Para Marcos Woortmann, cientista político e vice-diretor do Instituto Democracia e Sustentabilidade (IDS), a participação na conferência de Nice será essencial para o Brasil. “Grandes discussões – e muito estratégicas – também serão realizadas no âmbito desta conferência, como a questão da protecção, da criação de reservas, onde a pesca não é permitida, por exemplo, a exploração de mineração subterrânea.

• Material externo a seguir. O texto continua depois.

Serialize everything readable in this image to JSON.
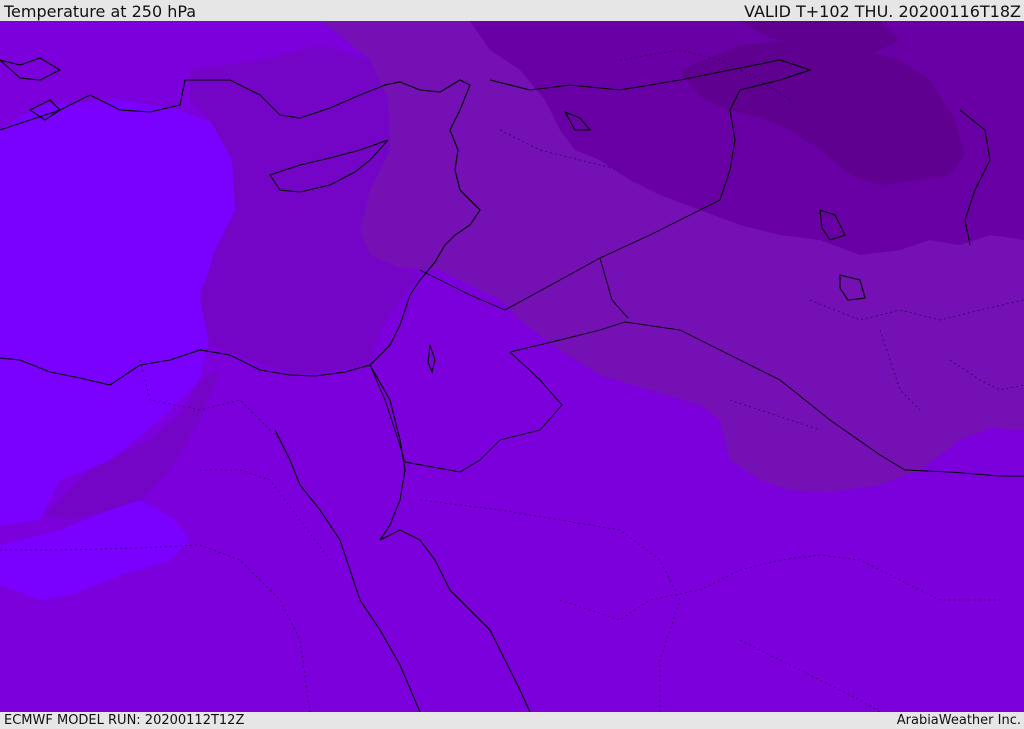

Então, se o Brasil está se posicionando como um interlocutor qualificado dentro de uma perspectiva de criação, de posicionar o país como uma potência ambiental, é fundamental que ele entenda que isso não se refletirá apenas na proteção da Amazônia, apenas na proteção da biodiversidade, mas também na proteção dos oceanos, que tanto impacta na formação histórica do próprio país”, afirmou.
Por fim, para Gabriel Canuto, engenheiro ambiental formado pela Universidade Federal do Ceará e empreendedor tecnológico em Fortaleza, ele destacou que é fundamental que o Brasil estimule a “ampla consciência sobre a relevância dos oceanos e suas funções cruciais”.
“Isso pode ser alcançado por meio de ações educativas nas escolas e campanhas de conscientização na mídia. É fundamental reforçar a legislação ambiental, o que tem sido feito pelo governo na legislação, mas sem muita efetividade na prática até o momento. Considero também fundamental a promoção de práticas sustentáveis de viagens e turismo, especialmente nas zonas costeiras e nas linhas de transporte marítimo e fluvial. Isto pode contribuir para a preservação dos ecossistemas marinhos e atrair investimentos para a conservação. Algo que vemos acontecer de forma muito moderada é a limpeza de praias e mares, através de ações comunitárias e programas governamentais, que deveriam ser prioridade”, enfatizou o engenheiro.